For those of you who are unaware, I recently opened up about writing on two separate accounts and trying to differentiate them through a tactic I learned is called "sock puppetry": this one, @perspective, as well as @honeyscribe. If you want to know more about the what and why, you can find my explantation here. I was sad to be put in a position to compromise my anonymity on this platform further, but I decided to own my mistakes because there has been enough hurt on this platform. I don't want to contribute to that, especially when writing here has offered me some healing.
Still, with my admission, my intention was to stop writing on Steemit altogether. It felt unsafe to stay. There was a contingent of Steemians who were insistent on my unmasking regardless of my safety. To be honest, I still feel uneasy. After looking at my choices, I saw they were essentially either live my life in fear or keep doing what I love.
I came here to write about the parts of my life that have been silenced. Isolation is a major component of abuse. Here, I have found a small community of people who share in my experiences. It is not something I want to turn my back on. Like with the women's group I attended, this is a space where we can come together in support of one another. I need that. I have seen others here who thrive on contact as well. When we come together, we break down the walls our abusers built around us.
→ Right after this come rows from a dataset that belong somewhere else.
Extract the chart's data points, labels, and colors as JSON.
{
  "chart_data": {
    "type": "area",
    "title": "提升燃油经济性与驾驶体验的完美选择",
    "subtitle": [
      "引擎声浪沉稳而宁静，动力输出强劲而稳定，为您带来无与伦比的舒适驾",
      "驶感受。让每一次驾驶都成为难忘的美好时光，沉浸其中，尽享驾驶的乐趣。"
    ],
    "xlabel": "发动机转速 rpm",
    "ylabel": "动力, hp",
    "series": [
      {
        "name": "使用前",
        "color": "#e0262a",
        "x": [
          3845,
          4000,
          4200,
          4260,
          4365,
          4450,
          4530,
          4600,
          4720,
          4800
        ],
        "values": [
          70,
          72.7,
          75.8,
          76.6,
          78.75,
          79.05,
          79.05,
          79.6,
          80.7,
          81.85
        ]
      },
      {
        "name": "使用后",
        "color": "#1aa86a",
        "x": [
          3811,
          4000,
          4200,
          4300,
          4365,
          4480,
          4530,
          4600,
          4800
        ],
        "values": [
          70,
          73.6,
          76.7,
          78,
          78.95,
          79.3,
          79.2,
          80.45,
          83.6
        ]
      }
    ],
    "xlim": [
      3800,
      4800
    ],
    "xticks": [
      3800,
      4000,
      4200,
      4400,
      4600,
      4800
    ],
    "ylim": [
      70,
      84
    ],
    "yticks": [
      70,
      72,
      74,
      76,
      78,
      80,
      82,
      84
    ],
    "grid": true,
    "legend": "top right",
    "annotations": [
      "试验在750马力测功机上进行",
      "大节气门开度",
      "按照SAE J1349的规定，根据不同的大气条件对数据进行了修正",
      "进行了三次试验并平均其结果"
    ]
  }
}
It is easy to fall right back into the mindset of victim, especially when aspersions (whether purposeful or misdirected) are publicly cast. My impulse was to crawl in a hole and be angry at the world. To put masks on over my masks, make myself smaller, shame myself since I have moved on from those who have taught me I deserve shaming. I almost folded up and quit, slipping once more into silence and isolation. That is not who I want to be, nor is it how I want to live.
Happily, louder than those who wished me stripped and displayed were those who wished me well.
When I stated I planned to leave, many spoke up that they wished I would stay. I was not expecting that turn of events. I want to do stay! I want to keep writing here, on both accounts. With @honeyscribe, I will undertake Project Positivity alongside @lifeisawesome, @kushed and a contingent of whales. I will also keep writing on issues of positivity based out of personal experience.
Here, I think I may write a touch darker. This may be the place where I can explore my fear, anger and sadness while keeping to my original goal of changing my perspective. This may include Dani. She is a persona I put on much like glasses, bringing my choices of perception into clearer focus. She has put me in touch with poetry and nature, both of which were doors shut for too long. She is a key of sorts. A superhero costume. What I am saying is, I am learning to recognize many unexpected tools and make better use of them.
For a time, writing as Dani stopped my nightmares. I do not know why it is scary to admit that. It makes sense when you consider I was tackling my fears through her, spinning them into sunshine.
I think there is a shortage in the world of dedicated positivity. I see no reason not to write about it through both accounts, although I will try to differentiate my topics. As it has been from the beginning, all of my content will be original.